Çok değil iki gün önce histerikli gibi aynı şarkıları dinleme krizim tutmuştu. Dinlemeyi özlediğim grup ise belliydi, Redd. Tüm albümlerin şarkılarını defalarca başa sardım. Arada bu zamanlarda oluyor bana. Redd mevsimim diye birşey var galiba. Bir de İstanbul'a geldiğimden beri konsere gitme ve avaz avaz şarkı söyleme isteğim. Bu iki isteğim için biraz internette bakındığımda dibimde ve iki gün sonraya Redd konseri olduğunu gördüm. Hissettim mi nedir?
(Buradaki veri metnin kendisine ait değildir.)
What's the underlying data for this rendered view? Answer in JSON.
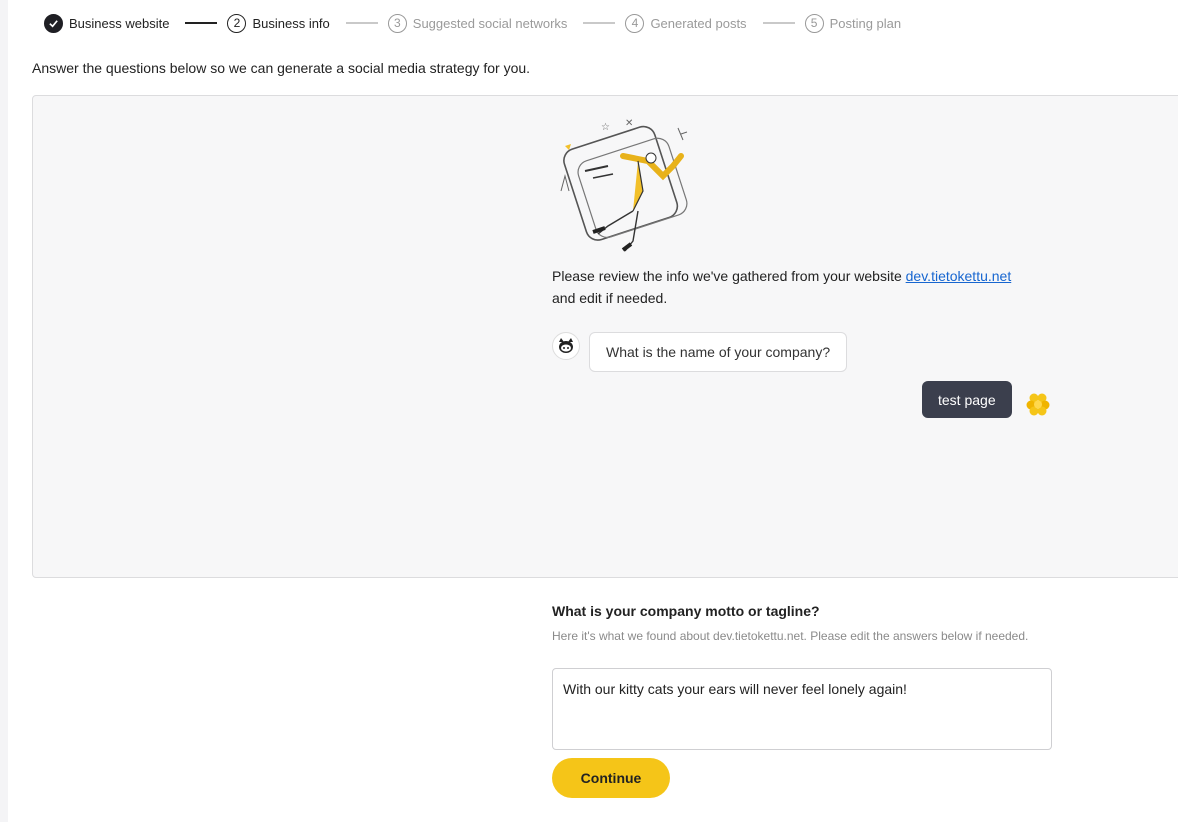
{
  "stepper": {
    "steps": [
      {
        "number": "1",
        "label": "Business website",
        "state": "done"
      },
      {
        "number": "2",
        "label": "Business info",
        "state": "active"
      },
      {
        "number": "3",
        "label": "Suggested social networks",
        "state": "pending"
      },
      {
        "number": "4",
        "label": "Generated posts",
        "state": "pending"
      },
      {
        "number": "5",
        "label": "Posting plan",
        "state": "pending"
      }
    ]
  },
  "intro": "Answer the questions below so we can generate a social media strategy for you.",
  "chat": {
    "review_text": "Please review the info we've gathered from your website",
    "review_link": "dev.tietokettu.net",
    "review_suffix": "and edit if needed.",
    "bot_question": "What is the name of your company?",
    "user_answer": "test page"
  },
  "question": {
    "title": "What is your company motto or tagline?",
    "hint": "Here it's what we found about dev.tietokettu.net. Please edit the answers below if needed.",
    "answer": "With our kitty cats your ears will never feel lonely again!"
  },
  "buttons": {
    "continue": "Continue"
  },
  "colors": {
    "accent": "#f5c518",
    "user_bubble": "#3b3f4d",
    "link": "#1766d0"
  }
}
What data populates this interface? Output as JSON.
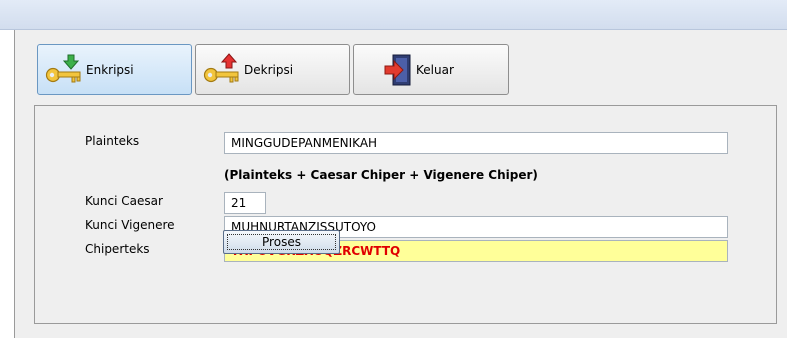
{
  "toolbar": {
    "enkripsi_label": "Enkripsi",
    "dekripsi_label": "Dekripsi",
    "keluar_label": "Keluar"
  },
  "form": {
    "plainteks_label": "Plainteks",
    "plainteks_value": "MINGGUDEPANMENIKAH",
    "note": "(Plainteks + Caesar Chiper + Vigenere Chiper)",
    "kunci_caesar_label": "Kunci Caesar",
    "kunci_caesar_value": "21",
    "kunci_vigenere_label": "Kunci Vigenere",
    "kunci_vigenere_value": "MUHNURTANZISSUTOYO",
    "chiperteks_label": "Chiperteks",
    "chiperteks_value": "TXPOVGRZXUQZRCWTTQ",
    "proses_label": "Proses"
  },
  "icons": {
    "enkripsi": "key-green-arrow-icon",
    "dekripsi": "key-red-arrow-icon",
    "keluar": "exit-door-icon"
  },
  "colors": {
    "result_background": "#ffff99",
    "result_text": "#e00000",
    "active_tab": "#c7e0f6"
  }
}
Hemen uçamadım havalara çünkü çalışıp çalışmayacağım belli değildi. Gidemem heralde dedim ama içim kaynadı bi kere. Her şey bir gün önce programıma düşecek uçuşa bağlıydı. Tam yolunda gitti herşey ve ben cumartesi sabah mesaimi bitirdim, geceki konser için imkan yaratabilirdim. Arkadaş hatrına çiğ tavuk yiyebilecek bir arkadaşım var,ki kendisi vejeteryan. Kıramadı beni ve sadece tek bir şarkısını bildiği grubun konserine geldi benimle.
Ne kadar çok bağırıp, ne kadar çok şarkı söylediğimi görmeliydiniz. Tam bu noktada çiğ tavuk devreye girdi ve sevgili arkadaşım bana deliler gibi eşlik etti. Hani bir insan hiç mi renk vermez şarkıları bilmediğiyle ilgili. Hiç mi sıkılmaz yani? Nasıl ben de bilmiyorum nakaratı ilk duyduktan sonrasında hep benimle söyledi zıpladı durdu. Zeki çocuk! Gecenin en fanı seçilip sahneye çıkarılmasına az kalmıştı ki biz sonuna kadar beklemeyelim dedik. Böylece İstanbul'da niiiiihayet bir cumartesi gecesi geçirdim. Ve böylece buraya geçmiş bir etkinlik kaydı düşmüş oldum. Çoktan vakti gelip geçiyordu.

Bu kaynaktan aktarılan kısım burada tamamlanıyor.